Была зима; было морозно. Проходившая мимо закутанная в платок старушка решила, что Игнатьев окликает и что-то ей показывает в этом доме, может быть, любопытное. Старушка была туга на ухо. «А?.. Что это, милый? – заволновалась она. Вслушиваясь, она к тому же все оглядывалась, далеко ли и не наедет ли по случаю гололеда троллейбус. – Что, что это, милый?» Игнатьев, как бы даже обязанный повторить, сказал ей:
– Это жизнь, бабушка.
– А?
– Жизнь, говорю.
– Не слышу я, милый.
Если из давних друзей, то был еще Шестоперов, но Шестоперов уж точно был из тех, кто любит говорить сам и не любит слушать.
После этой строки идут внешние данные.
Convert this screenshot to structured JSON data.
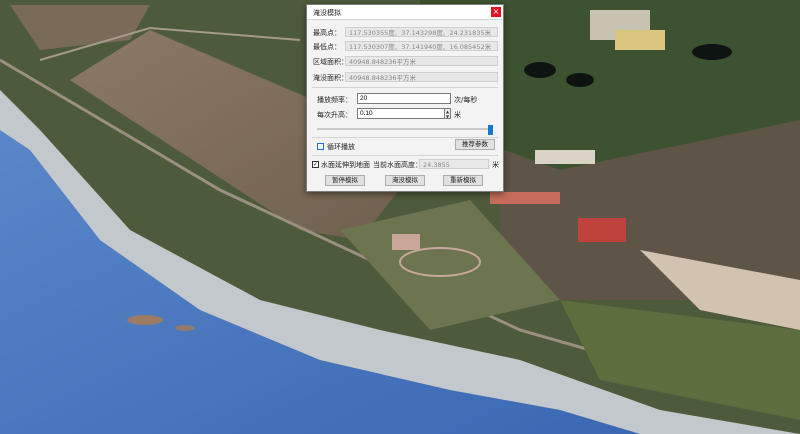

Когда перебираешь, то уж, конечно, не найдешь, и вот Игнатьев стоял посреди зимней улицы и думал – к кому пойти? Люди меняются. С этим уже давно приходилось считаться.
Знакомых и друзей было предостаточно, и, перебирая, Игнатьев меньше всего был похож на одинокого. Были просто приятели и были, пожалуй, чуткие; были и те, с кем, как говорится, дружишь домами. Люди как люди. Однако Игнатьев считал, что разговор там неизбежно стал бы тягостен: неясно, о чем говорить и о чем умолчать; тягостен, а возможно, и обременителен. Нет, тут нужен был именно кто-то из давних, из забытых.
– Игнатьев приветствует Шестоперова, – сказал он, позвонив из телефонной будки на углу, начиная опять же не без некоторого эффекта.
В ответ его сразу упрекнули – Сергей? Наконец-то объявился!
– Хочу к тебе зайти поболтать.
– Ты уже год хочешь зайти поболтать.
– Неужели мы год не виделись?
– Может быть, два… Может быть, три.
Посмеялись. Игнатьева неожиданно и сильно резануло вдруг по сердцу – расхотелось.
– Ладно, как-нибудь на днях забегу. – Игнатьев пообещал.
Он пришел домой.
– Мамы еще нет, – сообщил пацан.
– Я знаю, – ответил Игнатьев, мягко и как бы выгораживая жену.
Они сели ужинать.
– Как уроки?
– Сделал.
– Не скучно тебе одному?
– Не… я на улице был, читал тоже.
Жена пришла в первом часу ночи. Разговаривать она не желала.
– …А что такого? – Жена бросила, швырнула сумочку и сняла пальто.